The International Criminal Court has described the likely reelection of Sudan’s president Mr. Omar al-Bashir as a Hitler election. The Sudanese legislative, regional and presidential elections, scheduled for April 11 to 13, are a key part of the 2005 peace accord that ended two decades of civil war between the country’s largely Muslim north and the Christian south.
The remarks were made by ICCs chief prosecutor, Luis Moreno-Ocampo, on Tuesday during a press conference in Brussels.
According to Mr. Moreno-Ocampo, the European Union’s observers on the ground are facing “a big challenge. It’s like monitoring a Hitler election.”

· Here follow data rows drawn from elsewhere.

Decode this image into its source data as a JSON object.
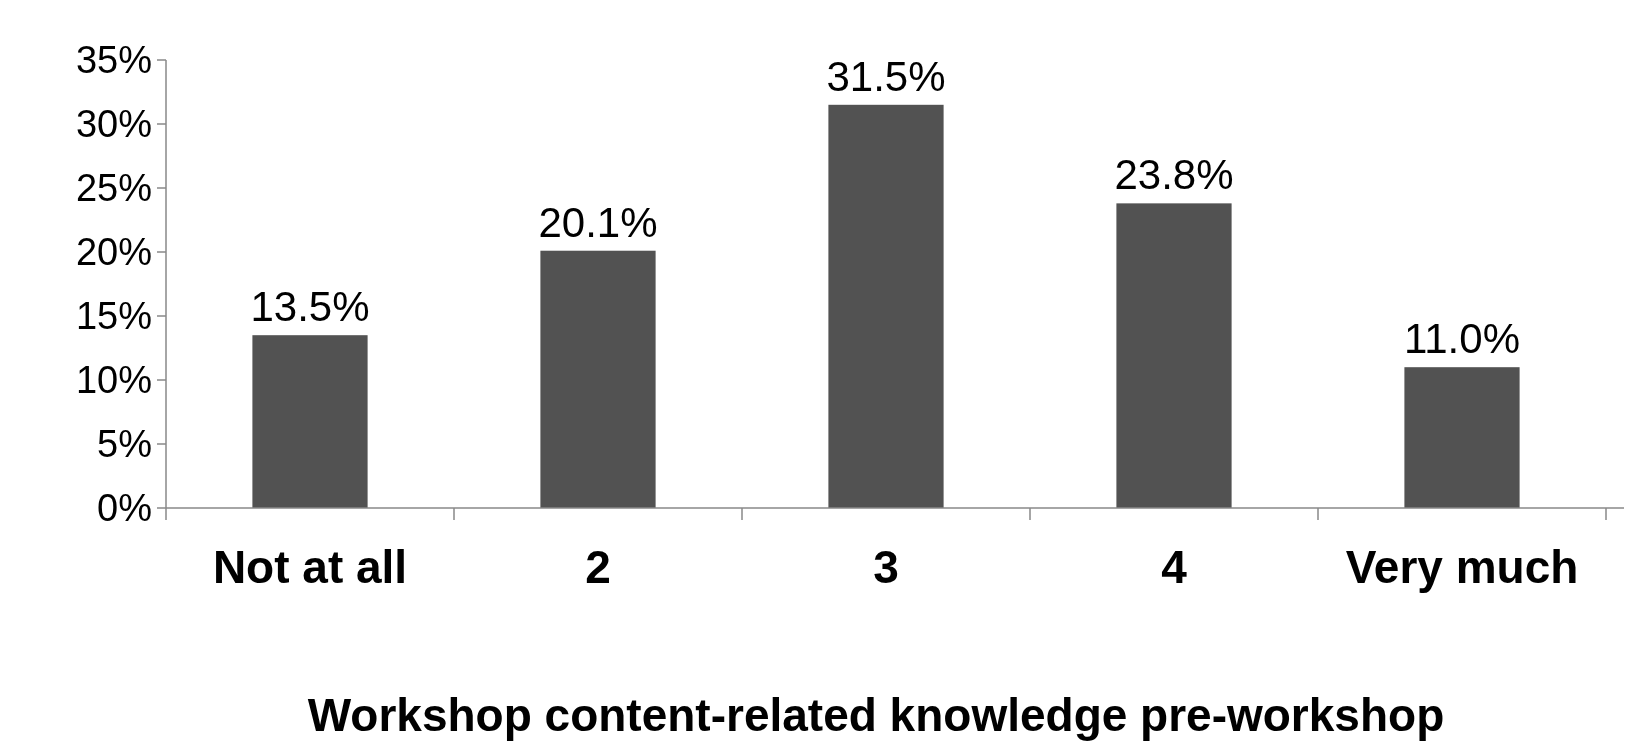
{
  "chart_data": {
    "type": "bar",
    "xlabel": "Workshop content-related knowledge pre-workshop",
    "categories": [
      "Not at all",
      "2",
      "3",
      "4",
      "Very much"
    ],
    "values": [
      13.5,
      20.1,
      31.5,
      23.8,
      11.0
    ],
    "value_labels": [
      "13.5%",
      "20.1%",
      "31.5%",
      "23.8%",
      "11.0%"
    ],
    "color": "#525252",
    "ylim": [
      0,
      35
    ],
    "yticks": [
      {
        "value": 0,
        "label": "0%"
      },
      {
        "value": 5,
        "label": "5%"
      },
      {
        "value": 10,
        "label": "10%"
      },
      {
        "value": 15,
        "label": "15%"
      },
      {
        "value": 20,
        "label": "20%"
      },
      {
        "value": 25,
        "label": "25%"
      },
      {
        "value": 30,
        "label": "30%"
      },
      {
        "value": 35,
        "label": "35%"
      }
    ],
    "grid": false
  }
}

In February an ICC appeals chamber ordered a review of al-Bashir’s arrest warrant for alleged atrocities in the war-torn western Sudanese province of Darfur. It urged judges to reconsider their decision to omit genocide from the warrant issued in March last year, saying they had made an error in law.
Earlier this week, Mr. al-Bashir threatened United States-funded election observers, Carter Center, with expulsion and attacks, should elections scheduled for April 11 be postponed by Carter Center the only long-term supervising mission in Sudan.
Carter Center has sited such reasons as inadequate security of civilians, chronic instability in the south and a continuing refugee crisis in the Darfur region.
Reiterating the concerns of the Carter Center, Human Rights Watch said on Sunday that there was government [al-Bashir’s government] oppression of the opposition, and there was no freedom of speech and of the press which undermines the chances of holding a convincing ballot vote.
Mr. al-Bashir seized power in a bloodless coup in 1989, and is wanted by the ICC for war crimes in Darfur where hundreds of thousands of people still live in refugee camps after a separate conflict.
Mr. Moreno-Ocampo says it is the duty of the Sudanese government in the first place to arrest al-Bashir.
Despite the election being described as a Hitler election, Mr. Bashir who has been elected as president twice in ballots which were largely boycotted by most opposition parties, remains well-liked in the north of the country and so is expected to be re-elected as president for a third term.